Screen Dependency Can Damage Your Child’s Brain, Psychologists Warn

Screen Dependency Disorder (SDD) which is caused by prolonged use of mobile devices.


If you are a parent who has a habit of handing over a tablet or smartphone every time your child is bored or throws a tantrum, then you have to hear what experts have to say!

SmartParenting stated, “a myriad of symptoms, including insomnia, backache, weight gain or loss, eyesight problems, headaches, and poor nutrition as physical symptoms.” All of these symptoms are brought by Screen Dependency Disorder (SDD) which is caused by prolonged use of mobile devices.

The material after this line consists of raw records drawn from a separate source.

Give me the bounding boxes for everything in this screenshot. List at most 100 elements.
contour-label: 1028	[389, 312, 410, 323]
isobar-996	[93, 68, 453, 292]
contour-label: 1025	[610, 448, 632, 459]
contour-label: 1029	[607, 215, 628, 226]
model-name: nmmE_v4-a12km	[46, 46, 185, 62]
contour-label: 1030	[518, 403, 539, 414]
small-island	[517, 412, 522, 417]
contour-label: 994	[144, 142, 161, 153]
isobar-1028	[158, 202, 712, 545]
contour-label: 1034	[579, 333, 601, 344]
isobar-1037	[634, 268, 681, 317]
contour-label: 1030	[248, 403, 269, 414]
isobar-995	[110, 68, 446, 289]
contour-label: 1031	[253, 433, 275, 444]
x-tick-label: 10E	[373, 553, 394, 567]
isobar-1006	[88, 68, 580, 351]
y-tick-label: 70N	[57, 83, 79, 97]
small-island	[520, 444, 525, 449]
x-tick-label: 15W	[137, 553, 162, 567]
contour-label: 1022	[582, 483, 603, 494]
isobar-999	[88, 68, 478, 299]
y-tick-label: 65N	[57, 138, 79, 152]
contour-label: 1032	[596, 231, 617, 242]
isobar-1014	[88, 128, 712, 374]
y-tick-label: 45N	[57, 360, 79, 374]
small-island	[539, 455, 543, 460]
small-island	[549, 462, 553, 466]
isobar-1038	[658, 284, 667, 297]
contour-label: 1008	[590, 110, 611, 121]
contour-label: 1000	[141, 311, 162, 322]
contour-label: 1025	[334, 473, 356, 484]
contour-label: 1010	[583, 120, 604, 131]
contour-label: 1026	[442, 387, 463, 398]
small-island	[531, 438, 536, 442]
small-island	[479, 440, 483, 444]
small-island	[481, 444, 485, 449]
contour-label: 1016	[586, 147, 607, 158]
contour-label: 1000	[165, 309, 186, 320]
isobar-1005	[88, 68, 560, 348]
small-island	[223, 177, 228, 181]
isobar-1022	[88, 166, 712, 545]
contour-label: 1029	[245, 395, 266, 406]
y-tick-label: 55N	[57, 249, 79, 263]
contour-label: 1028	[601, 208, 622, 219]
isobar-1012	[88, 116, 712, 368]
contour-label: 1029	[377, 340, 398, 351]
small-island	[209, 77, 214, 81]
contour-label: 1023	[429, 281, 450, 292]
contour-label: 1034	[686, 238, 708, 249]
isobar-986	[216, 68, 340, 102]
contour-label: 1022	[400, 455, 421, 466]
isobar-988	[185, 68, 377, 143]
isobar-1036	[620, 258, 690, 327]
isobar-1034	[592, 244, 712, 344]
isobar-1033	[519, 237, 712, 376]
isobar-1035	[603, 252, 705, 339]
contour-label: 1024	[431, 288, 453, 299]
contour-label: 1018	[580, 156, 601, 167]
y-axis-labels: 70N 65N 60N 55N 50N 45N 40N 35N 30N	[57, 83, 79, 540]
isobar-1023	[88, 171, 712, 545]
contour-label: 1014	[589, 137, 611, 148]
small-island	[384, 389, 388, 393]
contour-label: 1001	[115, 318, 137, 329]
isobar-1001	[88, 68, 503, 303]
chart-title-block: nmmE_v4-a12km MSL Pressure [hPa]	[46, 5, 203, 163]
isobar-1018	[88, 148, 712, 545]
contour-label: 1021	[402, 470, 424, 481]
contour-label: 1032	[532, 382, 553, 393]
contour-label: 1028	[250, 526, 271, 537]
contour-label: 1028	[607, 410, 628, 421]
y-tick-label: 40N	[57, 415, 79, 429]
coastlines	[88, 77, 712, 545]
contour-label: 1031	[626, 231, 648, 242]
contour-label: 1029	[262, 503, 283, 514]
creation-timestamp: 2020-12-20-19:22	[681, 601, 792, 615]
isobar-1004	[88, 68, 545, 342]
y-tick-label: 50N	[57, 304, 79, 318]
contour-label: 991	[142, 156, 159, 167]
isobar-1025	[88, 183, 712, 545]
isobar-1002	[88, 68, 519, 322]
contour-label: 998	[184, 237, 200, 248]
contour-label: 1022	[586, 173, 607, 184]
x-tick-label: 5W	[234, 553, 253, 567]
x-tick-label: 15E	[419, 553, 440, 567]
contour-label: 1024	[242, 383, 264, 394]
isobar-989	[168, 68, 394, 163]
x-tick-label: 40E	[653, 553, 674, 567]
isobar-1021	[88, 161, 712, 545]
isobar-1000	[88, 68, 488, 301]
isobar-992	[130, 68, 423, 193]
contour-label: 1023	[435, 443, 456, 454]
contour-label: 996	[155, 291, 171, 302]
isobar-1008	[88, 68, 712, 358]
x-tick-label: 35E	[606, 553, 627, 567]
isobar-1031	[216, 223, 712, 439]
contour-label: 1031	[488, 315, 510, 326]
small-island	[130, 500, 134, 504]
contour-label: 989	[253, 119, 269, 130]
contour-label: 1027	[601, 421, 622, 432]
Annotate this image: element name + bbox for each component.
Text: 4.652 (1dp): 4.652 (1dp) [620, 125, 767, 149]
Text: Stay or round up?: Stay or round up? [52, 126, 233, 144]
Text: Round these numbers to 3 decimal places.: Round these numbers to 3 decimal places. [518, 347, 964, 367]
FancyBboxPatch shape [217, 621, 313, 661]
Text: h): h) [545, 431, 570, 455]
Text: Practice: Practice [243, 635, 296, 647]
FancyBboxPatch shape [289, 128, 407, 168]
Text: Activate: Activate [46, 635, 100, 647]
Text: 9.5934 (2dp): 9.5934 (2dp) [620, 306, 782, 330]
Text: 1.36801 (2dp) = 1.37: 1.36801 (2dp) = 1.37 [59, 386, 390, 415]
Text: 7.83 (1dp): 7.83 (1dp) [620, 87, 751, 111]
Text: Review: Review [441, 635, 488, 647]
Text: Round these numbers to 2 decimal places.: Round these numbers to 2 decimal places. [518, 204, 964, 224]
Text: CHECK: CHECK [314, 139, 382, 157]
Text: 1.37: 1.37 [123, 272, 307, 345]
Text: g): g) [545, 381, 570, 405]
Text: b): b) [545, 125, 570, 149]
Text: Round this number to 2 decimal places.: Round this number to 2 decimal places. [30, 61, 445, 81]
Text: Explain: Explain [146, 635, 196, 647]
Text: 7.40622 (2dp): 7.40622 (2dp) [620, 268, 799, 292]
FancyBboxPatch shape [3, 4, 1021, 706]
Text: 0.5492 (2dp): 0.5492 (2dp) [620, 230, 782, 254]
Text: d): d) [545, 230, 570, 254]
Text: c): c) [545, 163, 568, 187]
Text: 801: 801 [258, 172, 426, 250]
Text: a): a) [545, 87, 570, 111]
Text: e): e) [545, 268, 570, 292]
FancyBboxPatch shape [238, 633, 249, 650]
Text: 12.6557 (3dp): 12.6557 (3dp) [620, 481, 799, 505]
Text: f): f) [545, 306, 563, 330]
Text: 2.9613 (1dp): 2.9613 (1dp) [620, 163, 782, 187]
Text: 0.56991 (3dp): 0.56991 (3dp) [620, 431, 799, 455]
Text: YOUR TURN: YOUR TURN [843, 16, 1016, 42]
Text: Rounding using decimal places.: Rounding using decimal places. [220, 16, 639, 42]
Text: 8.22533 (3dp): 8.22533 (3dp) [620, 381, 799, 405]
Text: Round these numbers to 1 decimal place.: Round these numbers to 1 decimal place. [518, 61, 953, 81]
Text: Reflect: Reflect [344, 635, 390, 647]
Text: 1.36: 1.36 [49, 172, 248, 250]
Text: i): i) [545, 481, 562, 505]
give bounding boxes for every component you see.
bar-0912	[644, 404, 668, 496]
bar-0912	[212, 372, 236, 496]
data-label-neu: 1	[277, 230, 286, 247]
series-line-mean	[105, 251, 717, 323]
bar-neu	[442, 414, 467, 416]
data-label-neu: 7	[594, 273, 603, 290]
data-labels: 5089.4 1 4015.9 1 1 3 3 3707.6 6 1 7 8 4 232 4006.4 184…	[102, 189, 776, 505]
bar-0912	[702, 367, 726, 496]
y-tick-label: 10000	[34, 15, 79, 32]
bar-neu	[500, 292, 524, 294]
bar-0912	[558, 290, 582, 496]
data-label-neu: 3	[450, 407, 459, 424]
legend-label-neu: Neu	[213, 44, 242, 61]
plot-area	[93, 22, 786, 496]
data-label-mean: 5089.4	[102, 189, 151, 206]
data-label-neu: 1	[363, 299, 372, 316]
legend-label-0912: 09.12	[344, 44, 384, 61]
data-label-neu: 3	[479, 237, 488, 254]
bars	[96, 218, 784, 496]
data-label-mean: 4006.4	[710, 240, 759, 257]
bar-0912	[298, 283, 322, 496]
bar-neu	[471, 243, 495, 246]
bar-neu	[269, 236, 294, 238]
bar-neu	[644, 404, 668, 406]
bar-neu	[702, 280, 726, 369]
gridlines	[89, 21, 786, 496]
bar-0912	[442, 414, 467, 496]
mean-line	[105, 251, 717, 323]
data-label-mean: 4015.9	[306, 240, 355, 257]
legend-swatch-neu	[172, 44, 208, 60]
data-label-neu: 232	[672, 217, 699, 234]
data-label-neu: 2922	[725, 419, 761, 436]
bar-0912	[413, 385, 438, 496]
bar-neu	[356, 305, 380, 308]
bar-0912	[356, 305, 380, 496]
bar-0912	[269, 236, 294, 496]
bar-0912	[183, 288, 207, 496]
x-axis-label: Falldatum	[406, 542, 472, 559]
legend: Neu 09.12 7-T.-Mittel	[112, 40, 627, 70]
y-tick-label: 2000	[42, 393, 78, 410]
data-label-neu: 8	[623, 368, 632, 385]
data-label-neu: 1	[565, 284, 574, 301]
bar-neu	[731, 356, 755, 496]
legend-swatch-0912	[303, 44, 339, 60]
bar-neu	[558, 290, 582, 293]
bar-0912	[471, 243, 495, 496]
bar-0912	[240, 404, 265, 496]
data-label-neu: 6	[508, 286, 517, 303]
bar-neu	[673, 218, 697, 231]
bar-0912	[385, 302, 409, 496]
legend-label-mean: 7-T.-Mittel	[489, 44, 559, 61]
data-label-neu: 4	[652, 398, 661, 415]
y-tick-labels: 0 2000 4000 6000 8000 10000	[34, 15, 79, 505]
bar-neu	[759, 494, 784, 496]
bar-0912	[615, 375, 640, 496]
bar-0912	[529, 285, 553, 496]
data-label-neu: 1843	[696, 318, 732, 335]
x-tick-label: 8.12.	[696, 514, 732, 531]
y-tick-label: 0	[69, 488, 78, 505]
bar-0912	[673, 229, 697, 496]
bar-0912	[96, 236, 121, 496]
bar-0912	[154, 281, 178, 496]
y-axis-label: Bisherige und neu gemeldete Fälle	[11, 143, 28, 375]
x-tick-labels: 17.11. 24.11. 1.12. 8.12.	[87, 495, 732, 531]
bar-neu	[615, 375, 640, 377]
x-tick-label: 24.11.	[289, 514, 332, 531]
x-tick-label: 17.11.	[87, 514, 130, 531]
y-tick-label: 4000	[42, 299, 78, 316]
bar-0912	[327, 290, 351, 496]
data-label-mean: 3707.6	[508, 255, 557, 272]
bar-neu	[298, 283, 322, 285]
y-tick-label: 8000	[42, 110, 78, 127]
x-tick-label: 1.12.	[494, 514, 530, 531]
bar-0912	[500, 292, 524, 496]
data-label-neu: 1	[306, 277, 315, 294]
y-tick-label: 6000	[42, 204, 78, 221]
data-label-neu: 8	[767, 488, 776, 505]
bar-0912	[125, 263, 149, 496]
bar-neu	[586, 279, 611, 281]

Emotional symptoms such as anxiety, dishonesty, loneliness etc are also caused because of SDD.

Dr. Aric Sigman, psychologist and author of the mentioned research paper stated that Internet Addiction Disorder and SDD are very similar conditions.

According to him, screen addicts exhibit behaviors such as “withdrawal symptoms, increased tolerance (of screen use), failure to stop screen activities, loss of outside interests, continuation despite negative consequences, lying about the extent of use, and using the device to escape adverse moods.”

Past studies are proof that people with SDD have abnormalities of both grey and white matter in their brains, which consequently leads to damage to the brain.

Easier ways have been suggested by family development specialists to take the device away from your child. They also say that it is completely normal to be frightened if your children are unable to perform daily life routines without staying in touch with the screen.

Consultants suggest to monitor your child’s activity and report the routine to the doctor who will also have their own set of questions and tests for the child.

Claudette Avelino-Tandoc, a Family Life and Child Development Specialist said, “Parents are dealing with 21st-century learners, what we call ‘digital natives.’ They should allow their kids to manipulate these tools. However, balance is the keyword.”

For a healthy life, children ages 2 to 5 should have a maximum of one hour screen time per day. Babies younger than 18 months should not be allowed screen time at all. For school-aged children and adolescents, the idea is to balance media use with other healthy behaviors.